Ha habido instituciones musicales en México. Mariano Elízaga (1786-1842) es una de ellas. Aunque se encuentre excluido en la parcela de los músicos marginados de este país, es hombre de revuelo y polémica.
¿Pero no es esta condición la propia de los hombres de genio? Porque quienes están cerca lo envidian y por todos los medios tratan de boicotearlo. Y los que están lejos fingen la total indiferencia. Esto acontece cuando aquel talento de veras puede causar escozor. Entre más se margine a los hombres de genio, mejor. Que al cabo los críticos se lavan las manos. Cualquier artista verdadero ha sentido eso en carne propia. Llámese Schubert o Dostoievski. El apoyo es para los mediocres. O para los inofensivos. Como se quiera.
Para que florezca el jardín de la genialidad habrá de nutrirse desde sus raíces más profundas. Algo que no todo mundo está dispuesto a acometer. En fin. Regresemos con Elízaga.
En las primeras décadas de la vida independiente de México dotó al país de una estructura musical capaz de resistir los embates de un huracán colmado de altibajos políticos.
Músico nacido en Valladolid, hoy Morelia, de un talento excepcional que desde pequeño llamó la atención: “Un niño cuya organización de oído y fantasía para las consonancias y modulaciones musicales puede sin hipérbole llamarse monstruosa”, se decía de él. Apreciación que obligó incluso a que el virrey Revillagigedo lo mandara llamar y le ofreciera estudiar en la Ciudad de México.
Joven virtuoso que se convirtió en una suerte de colegial flotante, puesto que iba de un maestro a otro y de una actividad a otra: de ser organista a pianista, de pianista a maestro, hasta que fue nombrado organista de la catedral de Morelia, lo cual significó un paso definitivo en su carrera musical.
Fundador
Maestro en Morelia de Catalina de Huarte ―futura esposa de Iturbide―, el emperador lo nombró maestro de la Capilla Imperial. Dueño de una inventiva que ahora se extraña entre los músicos mexicanos, Mariano Elízaga vio en el campo ignoto de la música en México la oportunidad de echar a andar la maquinaria del arte del sonido. No solo organizó la primera orquesta sinfónica de México, sino que además escribió el libro pionero de enseñanza musical: Elementos de música.
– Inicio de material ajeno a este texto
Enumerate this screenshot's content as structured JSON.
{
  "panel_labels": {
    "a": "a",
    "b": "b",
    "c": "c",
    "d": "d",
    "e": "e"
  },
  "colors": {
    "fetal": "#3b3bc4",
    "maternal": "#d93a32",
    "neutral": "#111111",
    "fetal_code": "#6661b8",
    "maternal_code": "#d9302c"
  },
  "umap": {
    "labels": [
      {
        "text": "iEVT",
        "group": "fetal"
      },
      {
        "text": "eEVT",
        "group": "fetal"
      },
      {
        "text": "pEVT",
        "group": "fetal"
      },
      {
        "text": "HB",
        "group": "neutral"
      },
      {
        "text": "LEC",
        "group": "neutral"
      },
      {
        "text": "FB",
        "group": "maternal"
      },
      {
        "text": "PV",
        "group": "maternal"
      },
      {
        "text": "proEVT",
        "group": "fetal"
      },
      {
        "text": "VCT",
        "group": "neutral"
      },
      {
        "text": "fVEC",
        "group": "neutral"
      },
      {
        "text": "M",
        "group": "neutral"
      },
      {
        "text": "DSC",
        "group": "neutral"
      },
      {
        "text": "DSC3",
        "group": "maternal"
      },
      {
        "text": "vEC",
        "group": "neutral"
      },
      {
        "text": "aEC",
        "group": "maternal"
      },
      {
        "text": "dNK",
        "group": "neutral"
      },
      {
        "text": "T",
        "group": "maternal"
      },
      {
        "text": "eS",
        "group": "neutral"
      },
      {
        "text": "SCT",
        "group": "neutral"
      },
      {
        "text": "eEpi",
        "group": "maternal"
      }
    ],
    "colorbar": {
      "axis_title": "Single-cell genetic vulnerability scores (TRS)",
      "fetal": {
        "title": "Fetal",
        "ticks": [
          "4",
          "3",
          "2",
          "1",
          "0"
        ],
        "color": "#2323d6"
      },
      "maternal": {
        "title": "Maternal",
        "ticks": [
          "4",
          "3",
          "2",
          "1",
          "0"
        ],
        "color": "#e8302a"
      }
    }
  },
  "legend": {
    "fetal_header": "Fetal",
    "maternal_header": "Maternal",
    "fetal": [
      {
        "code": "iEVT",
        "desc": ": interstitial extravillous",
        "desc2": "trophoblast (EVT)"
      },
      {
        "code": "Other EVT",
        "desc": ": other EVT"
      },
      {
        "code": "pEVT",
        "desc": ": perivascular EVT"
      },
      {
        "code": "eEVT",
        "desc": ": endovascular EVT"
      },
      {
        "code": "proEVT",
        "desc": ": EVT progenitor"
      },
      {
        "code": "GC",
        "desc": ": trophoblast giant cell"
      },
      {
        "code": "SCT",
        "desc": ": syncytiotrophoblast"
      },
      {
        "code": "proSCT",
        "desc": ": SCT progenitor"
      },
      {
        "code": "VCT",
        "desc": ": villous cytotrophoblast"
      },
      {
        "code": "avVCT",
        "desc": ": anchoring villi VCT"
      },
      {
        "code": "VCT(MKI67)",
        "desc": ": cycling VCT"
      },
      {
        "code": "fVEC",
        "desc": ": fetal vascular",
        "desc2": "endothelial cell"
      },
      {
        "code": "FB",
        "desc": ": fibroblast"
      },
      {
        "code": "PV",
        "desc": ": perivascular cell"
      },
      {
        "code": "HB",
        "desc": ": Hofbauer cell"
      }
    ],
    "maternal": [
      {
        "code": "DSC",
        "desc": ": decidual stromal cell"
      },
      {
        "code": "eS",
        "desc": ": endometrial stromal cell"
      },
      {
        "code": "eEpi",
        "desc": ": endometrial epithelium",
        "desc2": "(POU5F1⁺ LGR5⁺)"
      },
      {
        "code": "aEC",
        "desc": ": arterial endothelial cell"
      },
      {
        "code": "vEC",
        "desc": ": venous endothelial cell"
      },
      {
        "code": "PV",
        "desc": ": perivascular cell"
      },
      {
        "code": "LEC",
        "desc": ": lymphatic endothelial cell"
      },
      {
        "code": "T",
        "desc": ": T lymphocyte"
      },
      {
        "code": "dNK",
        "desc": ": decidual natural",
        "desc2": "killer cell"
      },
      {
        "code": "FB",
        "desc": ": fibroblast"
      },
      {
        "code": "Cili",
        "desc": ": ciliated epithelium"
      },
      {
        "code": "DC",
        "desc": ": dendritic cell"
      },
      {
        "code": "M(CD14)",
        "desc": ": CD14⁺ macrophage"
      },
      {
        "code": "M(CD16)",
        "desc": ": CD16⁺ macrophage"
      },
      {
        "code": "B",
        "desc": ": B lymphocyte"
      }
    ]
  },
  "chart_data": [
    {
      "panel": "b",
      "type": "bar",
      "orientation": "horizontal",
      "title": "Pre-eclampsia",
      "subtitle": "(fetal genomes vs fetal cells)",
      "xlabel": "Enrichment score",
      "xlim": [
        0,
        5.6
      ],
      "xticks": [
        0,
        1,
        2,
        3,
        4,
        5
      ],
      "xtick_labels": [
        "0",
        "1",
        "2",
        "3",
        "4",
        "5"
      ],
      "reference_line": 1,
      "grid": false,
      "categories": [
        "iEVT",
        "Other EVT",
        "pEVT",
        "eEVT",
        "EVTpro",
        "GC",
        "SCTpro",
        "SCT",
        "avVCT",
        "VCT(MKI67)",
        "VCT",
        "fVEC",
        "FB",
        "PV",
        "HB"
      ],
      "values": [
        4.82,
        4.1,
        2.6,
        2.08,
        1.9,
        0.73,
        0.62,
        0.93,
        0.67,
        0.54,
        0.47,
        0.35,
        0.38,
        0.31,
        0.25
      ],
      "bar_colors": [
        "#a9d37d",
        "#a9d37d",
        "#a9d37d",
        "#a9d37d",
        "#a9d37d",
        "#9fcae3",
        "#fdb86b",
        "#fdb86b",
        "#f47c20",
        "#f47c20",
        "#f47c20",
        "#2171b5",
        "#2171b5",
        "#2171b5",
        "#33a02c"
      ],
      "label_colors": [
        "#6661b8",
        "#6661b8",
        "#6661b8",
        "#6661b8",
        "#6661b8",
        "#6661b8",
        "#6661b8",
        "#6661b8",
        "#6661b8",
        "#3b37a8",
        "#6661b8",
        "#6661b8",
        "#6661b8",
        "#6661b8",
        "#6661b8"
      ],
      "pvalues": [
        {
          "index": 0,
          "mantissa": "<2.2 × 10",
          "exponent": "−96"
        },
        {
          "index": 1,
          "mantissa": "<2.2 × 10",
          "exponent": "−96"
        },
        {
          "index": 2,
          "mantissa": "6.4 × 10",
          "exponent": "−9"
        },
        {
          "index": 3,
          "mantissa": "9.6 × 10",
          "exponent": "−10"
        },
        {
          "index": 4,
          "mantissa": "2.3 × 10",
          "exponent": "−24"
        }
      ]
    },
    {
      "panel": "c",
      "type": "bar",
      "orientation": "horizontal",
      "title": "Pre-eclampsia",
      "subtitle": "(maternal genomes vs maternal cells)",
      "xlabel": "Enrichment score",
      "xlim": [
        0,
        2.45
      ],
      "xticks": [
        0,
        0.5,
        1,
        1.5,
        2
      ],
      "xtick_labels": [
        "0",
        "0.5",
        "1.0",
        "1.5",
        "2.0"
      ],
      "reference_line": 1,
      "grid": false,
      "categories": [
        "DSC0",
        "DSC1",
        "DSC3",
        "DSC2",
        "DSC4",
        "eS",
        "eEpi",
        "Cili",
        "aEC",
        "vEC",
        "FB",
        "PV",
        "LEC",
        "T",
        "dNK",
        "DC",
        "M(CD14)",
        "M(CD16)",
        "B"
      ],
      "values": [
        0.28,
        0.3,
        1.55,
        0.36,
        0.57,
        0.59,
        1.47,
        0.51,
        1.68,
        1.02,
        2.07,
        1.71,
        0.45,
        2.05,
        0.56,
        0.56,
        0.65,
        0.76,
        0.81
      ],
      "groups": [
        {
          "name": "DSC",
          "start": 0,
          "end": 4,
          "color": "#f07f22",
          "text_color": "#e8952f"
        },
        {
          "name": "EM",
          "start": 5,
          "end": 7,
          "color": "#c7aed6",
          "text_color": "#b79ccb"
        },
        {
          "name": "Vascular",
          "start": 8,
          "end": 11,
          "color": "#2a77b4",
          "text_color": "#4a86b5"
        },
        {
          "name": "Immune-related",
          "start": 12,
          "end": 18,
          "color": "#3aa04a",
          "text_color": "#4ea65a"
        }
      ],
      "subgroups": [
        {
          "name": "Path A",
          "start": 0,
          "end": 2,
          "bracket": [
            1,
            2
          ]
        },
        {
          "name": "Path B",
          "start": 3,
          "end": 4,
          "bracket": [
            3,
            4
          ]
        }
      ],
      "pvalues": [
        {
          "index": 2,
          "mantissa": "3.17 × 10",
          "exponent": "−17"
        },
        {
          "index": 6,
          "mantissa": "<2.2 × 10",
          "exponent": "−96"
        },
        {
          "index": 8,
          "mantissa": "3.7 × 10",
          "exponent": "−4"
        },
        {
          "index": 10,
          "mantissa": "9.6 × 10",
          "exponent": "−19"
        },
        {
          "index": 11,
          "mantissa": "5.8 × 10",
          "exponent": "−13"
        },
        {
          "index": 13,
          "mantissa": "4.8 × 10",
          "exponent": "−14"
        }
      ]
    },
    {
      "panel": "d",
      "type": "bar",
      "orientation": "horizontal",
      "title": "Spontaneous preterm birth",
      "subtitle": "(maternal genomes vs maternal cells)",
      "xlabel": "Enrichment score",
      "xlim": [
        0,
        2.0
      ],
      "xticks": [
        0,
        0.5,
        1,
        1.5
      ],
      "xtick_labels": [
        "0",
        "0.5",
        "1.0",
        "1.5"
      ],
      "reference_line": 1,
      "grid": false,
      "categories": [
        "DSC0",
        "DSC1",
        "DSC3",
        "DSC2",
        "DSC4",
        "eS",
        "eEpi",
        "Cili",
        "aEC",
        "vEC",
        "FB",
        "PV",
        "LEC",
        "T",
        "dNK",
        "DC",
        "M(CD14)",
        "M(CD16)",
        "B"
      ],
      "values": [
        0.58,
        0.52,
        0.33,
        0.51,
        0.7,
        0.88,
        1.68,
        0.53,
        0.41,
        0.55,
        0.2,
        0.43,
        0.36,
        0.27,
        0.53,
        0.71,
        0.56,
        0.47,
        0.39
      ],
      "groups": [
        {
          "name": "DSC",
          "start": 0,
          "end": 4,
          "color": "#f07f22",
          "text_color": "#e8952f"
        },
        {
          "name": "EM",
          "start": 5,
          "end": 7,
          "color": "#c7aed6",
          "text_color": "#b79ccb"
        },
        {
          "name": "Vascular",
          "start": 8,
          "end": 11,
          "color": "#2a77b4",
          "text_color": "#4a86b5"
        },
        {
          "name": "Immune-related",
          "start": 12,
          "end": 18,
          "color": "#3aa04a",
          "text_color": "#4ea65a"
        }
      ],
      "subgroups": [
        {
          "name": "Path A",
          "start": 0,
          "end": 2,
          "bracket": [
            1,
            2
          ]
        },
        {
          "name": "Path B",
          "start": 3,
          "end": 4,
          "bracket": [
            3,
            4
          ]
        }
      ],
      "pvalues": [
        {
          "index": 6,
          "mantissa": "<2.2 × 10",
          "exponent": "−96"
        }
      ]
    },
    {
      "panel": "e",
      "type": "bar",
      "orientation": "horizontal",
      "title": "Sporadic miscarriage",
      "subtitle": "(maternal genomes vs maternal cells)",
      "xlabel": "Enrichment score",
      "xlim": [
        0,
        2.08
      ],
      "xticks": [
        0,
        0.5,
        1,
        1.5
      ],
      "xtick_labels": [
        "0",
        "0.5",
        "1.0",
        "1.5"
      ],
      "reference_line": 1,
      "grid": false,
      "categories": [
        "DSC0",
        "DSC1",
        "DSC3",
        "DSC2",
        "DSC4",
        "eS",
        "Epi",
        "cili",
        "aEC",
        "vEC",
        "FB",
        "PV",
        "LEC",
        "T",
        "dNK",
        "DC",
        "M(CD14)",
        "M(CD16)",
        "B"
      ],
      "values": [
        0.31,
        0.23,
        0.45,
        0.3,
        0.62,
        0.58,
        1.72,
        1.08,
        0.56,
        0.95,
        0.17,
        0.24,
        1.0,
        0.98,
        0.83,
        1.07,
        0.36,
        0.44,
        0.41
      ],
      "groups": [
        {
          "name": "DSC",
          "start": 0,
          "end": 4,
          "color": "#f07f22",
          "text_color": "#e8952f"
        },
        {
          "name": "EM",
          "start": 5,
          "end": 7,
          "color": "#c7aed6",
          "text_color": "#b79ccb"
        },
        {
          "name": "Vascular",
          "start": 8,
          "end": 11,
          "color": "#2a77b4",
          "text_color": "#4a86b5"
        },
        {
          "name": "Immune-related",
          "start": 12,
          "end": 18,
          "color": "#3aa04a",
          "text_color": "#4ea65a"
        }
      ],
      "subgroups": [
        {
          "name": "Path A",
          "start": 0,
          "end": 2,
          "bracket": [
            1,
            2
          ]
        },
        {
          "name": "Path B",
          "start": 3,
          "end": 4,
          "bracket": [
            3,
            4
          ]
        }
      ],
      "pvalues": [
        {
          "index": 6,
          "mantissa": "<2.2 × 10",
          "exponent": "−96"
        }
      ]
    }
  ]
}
Fundador del primer conservatorio de música de México, así como de la primera imprenta de música profana de que se tenga conocimiento también en México, Elízaga ―“el ciudadano Elízaga”, como se hacía llamar― era, desde luego, un hombre peculiar. Según crónicas de aquellos años, solía visitar los salones de las familias adineradas y mostrar su enorme talento pianístico ―costumbre muy a la francesa―, circunstancia que devenía en admiración, alumnas, trabajo y música, más música. Infortunadamente, de su producción musical no se conserva casi nada, apenas unas cuantas, contadísimas obras, como sus Últimas variaciones (que recientemente rescató el musicólogo Ricardo Miranda). Pieza muy influida por Haydn, sin embargo posee un encanto sutil y exquisito que hace pensar en un compositor que no solamente dominaba el arte de la invención y la fantasía, sino que sabía de estructuras y matices. Precisamente la versión pianística de Silvia Navarrete constituye un acercamiento a la sensibilidad de Elízaga. Esta eminente mujer posee virtudes notables como pianista, pero creo que una de las más destacadas es que se introduce por completo en el alma del compositor, lo hace suyo. Piensa como él, siente como él. Al punto de que cuando escuchamos estas Últimas variaciones lo que estamos haciendo es imbuirnos del espíritu musical de la época, en primer término, y del sentimiento de un hombre, en segundo. Cosa nada fácil de lograr.